Südkoreas Alternativdienstsystem im internationalen Vergleich
(18.11.2023) Ganz bewusst versuche ich, im Zusammenhang mit dem Alternativdienst in Südkorea nicht über Gerechtigkeit zu sprechen oder danach zu suchen. Denn in dem Moment, in dem man über Gerechtigkeit spricht, werden alle Diskussionen wie in ein schwarzes Loch hineingesaugt. Wir sprechen darüber, warum der Alternativdienst Teil der zivilen Sphäre sein soll und warum dies als System, mit dem wir unsere friedlichen Überzeugungen schützen können, verbessert werden sollte.
Das Alternativdienstsystem ist seit der Einführung aus dem Ruder gelaufen. Das südkoreanische System der Militärdienstpflicht ist zu einem konventionellen System geworden – den von mir geschaffenen Ausdruck „konventionelle Militärdienstpflicht” gibt es bislang nicht, doch er beschreibt die gegenwärtige Situation treffend.
Es handelt sich nicht wirklich um ein System zur Rekrutierung von Menschen aus verteidigungspolitischen oder militärischen Gründen, denn es wurde als Tradition überliefert und hat sich unter der Bevölkerung etabliert.
Wir müssen uns vor Augen halten, dass sich der Alternativdienst völlig vom Militärdienst unterscheiden sollte. Wie der UN-Menschenrechtsausschuss und die Nationale Menschenrechtskommission Südkoreas immer wieder betonen, darf die Prüfungskommission keine Verbindung zum Militär haben. Die Kriegsdienstverweigerung muss von einer unabhängigen und unparteiischen Stelle geprüft werden. Mit gesundem Menschenverstand betrachtet, ist die Military Manpower Administration eine Institution, die Menschen zu Soldat*innen ausbildet. Der Gedanke, Menschen, die einen Alternativdienst anstreben, hierher zu schicken und zu überprüfen, ist nicht nachvollziehbar. Daher ist die derzeitige Situation in Südkorea nicht tragbar, solang sie den Alternativdienst in die Zuständigkeit der Military Manpower Administration legt.

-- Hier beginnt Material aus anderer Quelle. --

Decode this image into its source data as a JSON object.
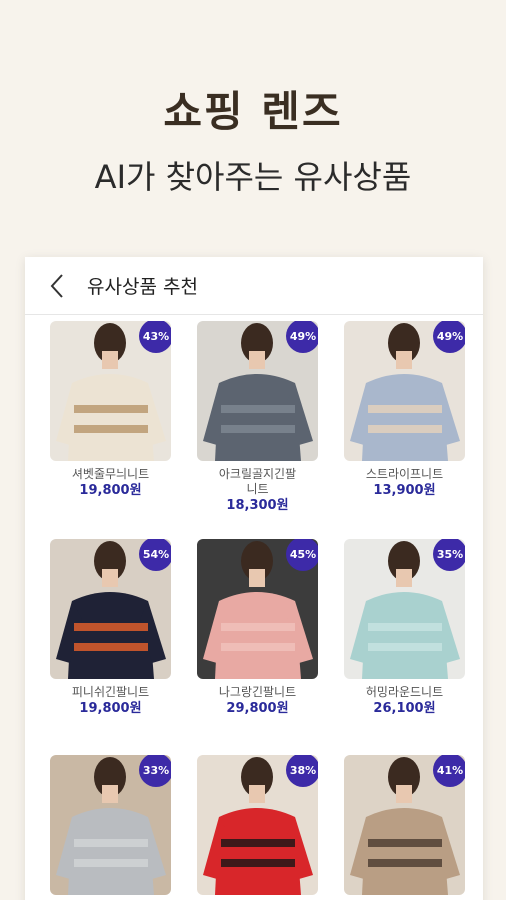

Im Falle Taiwans wird der Alternativdienst von der Nationalen Einberufungsbehörde des Innenministeriums geprüft und die Musterungen von einer Abteilung des Ministeriums für Gesundheit und Wohlfahrt durchgeführt. Die sich daraus ergebende Anzahl von Personen wird dem Ministerium für Nationale Verteidigung mitgeteilt. Das Militär in Taiwan ist etwa so groß wie das Militär in Südkorea, aber die Struktur unterscheidet sich. Es können nicht eigenmächtig Leute rekrutieren werden, indem die Standards für die Musterung geändert werden, nur weil die Geburtenrate sinkt – so wie im Falle Südkoreas.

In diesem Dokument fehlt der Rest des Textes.